The Hoot-Nanny, or Magic Designer as it is sometimes called, is a toy that was manufactured in Chicago by Howard B. Jones in the early 1900s. Using a system of gears and linkages, it moves a pencil around on a circular piece of paper to produce interesting and sometimes quite elaborate designs. The Hoot-Nanny simulator is a JavaScript simulation of the Hoot-Nanny toy.

In both the toy and the simulator, you can change one or more of several adjustments to produce different designs. On the toy, these are of course physical adjustments. On the simulator, you make the adjustments by specifying numerical values for the various simulator parameters. In order to understand the simulator parameters, it's helpful to have a mental image of the physical device. Here is a picture of the actual toy:

To use the toy, you put a piece of paper on the big black gear in the middle and then turn the little crank. This turns the big gear, which then turns the two smaller gears on the left. The two pins sticking up from the smaller gears make the long arms wiggle the pencil around in various ways while the paper rotates beneath it. That's what makes the designs.
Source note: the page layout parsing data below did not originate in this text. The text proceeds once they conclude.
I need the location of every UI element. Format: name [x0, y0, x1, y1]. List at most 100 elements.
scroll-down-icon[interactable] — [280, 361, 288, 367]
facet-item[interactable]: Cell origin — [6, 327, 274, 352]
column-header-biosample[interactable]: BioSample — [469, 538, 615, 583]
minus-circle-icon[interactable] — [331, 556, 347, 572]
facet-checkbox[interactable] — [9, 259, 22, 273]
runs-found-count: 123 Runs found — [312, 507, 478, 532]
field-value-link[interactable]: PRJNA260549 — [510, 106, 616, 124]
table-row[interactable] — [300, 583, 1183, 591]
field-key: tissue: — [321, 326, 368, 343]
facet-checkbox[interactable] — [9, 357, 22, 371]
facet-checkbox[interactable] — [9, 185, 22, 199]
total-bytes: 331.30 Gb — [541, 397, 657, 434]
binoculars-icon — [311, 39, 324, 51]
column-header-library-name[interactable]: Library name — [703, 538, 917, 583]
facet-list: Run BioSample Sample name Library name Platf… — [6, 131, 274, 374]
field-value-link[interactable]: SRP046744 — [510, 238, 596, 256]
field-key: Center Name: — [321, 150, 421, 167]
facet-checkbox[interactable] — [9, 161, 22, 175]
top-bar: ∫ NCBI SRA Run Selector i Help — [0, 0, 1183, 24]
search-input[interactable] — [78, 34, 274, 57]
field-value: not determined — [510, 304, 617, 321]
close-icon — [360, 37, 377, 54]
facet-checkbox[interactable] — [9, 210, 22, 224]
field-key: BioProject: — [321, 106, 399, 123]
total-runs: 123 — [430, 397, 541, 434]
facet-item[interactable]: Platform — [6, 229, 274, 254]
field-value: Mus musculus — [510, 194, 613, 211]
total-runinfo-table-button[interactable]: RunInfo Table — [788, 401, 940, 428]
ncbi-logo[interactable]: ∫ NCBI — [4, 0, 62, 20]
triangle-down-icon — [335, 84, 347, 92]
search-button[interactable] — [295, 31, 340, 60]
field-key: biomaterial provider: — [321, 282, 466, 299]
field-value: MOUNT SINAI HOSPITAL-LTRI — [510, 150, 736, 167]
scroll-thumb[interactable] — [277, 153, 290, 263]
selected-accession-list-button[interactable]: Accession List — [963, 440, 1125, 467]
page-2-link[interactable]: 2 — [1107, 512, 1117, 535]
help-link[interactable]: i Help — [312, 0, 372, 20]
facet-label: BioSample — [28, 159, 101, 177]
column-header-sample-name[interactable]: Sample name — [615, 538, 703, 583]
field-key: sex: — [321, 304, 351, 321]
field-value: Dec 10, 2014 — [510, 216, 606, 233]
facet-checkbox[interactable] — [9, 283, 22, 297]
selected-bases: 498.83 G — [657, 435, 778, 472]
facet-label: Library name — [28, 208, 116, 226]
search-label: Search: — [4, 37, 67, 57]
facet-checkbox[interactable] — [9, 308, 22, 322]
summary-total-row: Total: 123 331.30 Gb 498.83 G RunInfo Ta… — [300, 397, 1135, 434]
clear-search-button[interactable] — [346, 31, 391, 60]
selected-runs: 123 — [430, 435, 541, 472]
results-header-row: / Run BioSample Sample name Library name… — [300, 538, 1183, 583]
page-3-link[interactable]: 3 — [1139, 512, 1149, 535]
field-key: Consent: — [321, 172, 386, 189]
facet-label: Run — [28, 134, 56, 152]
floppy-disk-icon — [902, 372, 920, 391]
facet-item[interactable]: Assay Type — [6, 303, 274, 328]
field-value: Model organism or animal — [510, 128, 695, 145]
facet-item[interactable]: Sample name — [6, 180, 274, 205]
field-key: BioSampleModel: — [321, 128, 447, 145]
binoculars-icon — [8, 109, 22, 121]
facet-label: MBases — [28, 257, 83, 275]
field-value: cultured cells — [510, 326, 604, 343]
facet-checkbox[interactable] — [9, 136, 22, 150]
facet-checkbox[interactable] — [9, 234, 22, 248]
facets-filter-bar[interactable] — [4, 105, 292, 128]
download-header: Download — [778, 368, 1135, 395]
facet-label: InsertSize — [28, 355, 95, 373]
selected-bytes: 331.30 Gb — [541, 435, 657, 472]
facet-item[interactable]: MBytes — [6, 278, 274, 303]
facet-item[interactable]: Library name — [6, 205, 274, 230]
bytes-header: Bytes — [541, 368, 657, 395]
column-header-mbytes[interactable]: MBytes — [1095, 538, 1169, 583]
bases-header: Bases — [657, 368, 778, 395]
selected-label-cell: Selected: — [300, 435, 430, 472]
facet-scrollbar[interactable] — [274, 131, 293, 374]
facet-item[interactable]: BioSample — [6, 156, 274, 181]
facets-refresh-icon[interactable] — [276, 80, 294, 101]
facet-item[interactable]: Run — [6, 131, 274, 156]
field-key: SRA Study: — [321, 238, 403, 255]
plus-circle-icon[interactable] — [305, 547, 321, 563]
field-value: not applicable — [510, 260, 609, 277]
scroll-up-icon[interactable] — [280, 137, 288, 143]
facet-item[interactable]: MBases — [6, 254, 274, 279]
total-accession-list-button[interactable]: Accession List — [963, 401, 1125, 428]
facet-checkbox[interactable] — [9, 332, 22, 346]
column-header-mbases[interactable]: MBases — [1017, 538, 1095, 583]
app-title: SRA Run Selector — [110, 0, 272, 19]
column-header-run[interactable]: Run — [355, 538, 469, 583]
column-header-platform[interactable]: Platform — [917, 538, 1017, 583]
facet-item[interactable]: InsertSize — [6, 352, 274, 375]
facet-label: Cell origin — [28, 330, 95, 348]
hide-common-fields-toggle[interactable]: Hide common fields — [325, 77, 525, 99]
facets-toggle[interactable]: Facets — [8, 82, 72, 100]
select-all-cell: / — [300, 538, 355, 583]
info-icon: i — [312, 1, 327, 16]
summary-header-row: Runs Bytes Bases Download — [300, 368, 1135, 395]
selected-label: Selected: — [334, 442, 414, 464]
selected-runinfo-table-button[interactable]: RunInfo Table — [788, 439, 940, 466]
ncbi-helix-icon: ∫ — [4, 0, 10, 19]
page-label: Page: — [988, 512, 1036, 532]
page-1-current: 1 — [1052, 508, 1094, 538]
There are basically three adjustments possible on the toy which can be set in myriad ways to produce a corresponding myriad of (mostly) different designs. These three adjustments are:

- The angular distance between the two small gears. This is controlled by the lever on the right side of the device.
- The positions of the two pins on the small gears. Each pin can be placed in one of eight holes in the corresponding gear.
- The lengths of the two pencil arms. These are set according to which of the arm holes are used to engage the pins.

The simulator has several more adjustments than the toy, as shown in the box to the left. Some of these correspond with the physical adjustments provided by the toy, while the others are possible in the simulator only.

**Angle Between Gears**This parameter specifies the angular distance between the two small gears, in degrees. The simulator accepts any value, but note that settings of this parameter that differ by exact multiples of 360 degrees will give the same design.- Length of Arm A and
**Length of Arm B**These parameters specify the lengths of the two arms, in arbitrary units.

**Radius of Pin A Circle**and**Radius of Pin B Circle**These parameters specify the radial distances from the centers of the two small gears to the corresponding pins, in arbitrary units. In the toy, the values possible for these adjustments are constrained by the locations of the holes in the gears. The simulator imposes no such restriction.**Angle Between Pins**At any time during the simulation, the bearings from the centers of the two small gears to the corresponding pins will differ by a constant angle. This parameter specifies that angular difference, in degrees. In the toy, the values possible for this adjusment are constrained by the locations of the holes in the gears. The simulator imposes no such restriction.

**Radius of Gear A Path**and**Radius of Gear B Path**These parameters specify the radial distances from the center of the big gear to the centers of the two small gears, in arbitrary units. These distances are fixed in the toy by its physical construction.**Number of Sides**The toy always produces designs with six-sided symmetry (like a snowflake). In the simulator, this parameter specifies the "sidedness" of the design. This parameter is usually specified as integer value, although non-integer values can sometimes produce interesting results.**Number of Traces**This parameter specifies how many times the simulator will run when the Draw button is pressed. This parameter is rounded up to the next higher integer value before use. On the first run, the simulator uses the parameters specified in the "Initial" column. For the second and subsequent runs (if specified), the simulator adjusts all of the parameters by the values specified in the "Change By" column so that a different design is produced each time. You can set the "Change By" values to anything you want, but you will get better results if you set only a small number of them (leave the others at zero) and if you set them to relatively small values compared with the initial values.**Step Size**This parameter specifies how far the simulator should turn the crank before calculating and drawing a new point in the output. If the step size is too small, the output will be smooth, but the simulation will take a long time. If the step size is too large, the simulator will run quickly, but the design may appear jagged and/or contain extraneous lines. So the trick is to set the step size as large as possible for the best performance, but not so large that the design appears jagged. A value of 1 is usually a good place to start.**Animate**If this checkbox is checked, the simulator will run slower than normal and will display each point on the screen as it is calculated. This lets you see the drawing as it develops. If the checkbox is not checked, the simulator will run as fast as it can, but the drawing will not appear until after it has been fully calculated.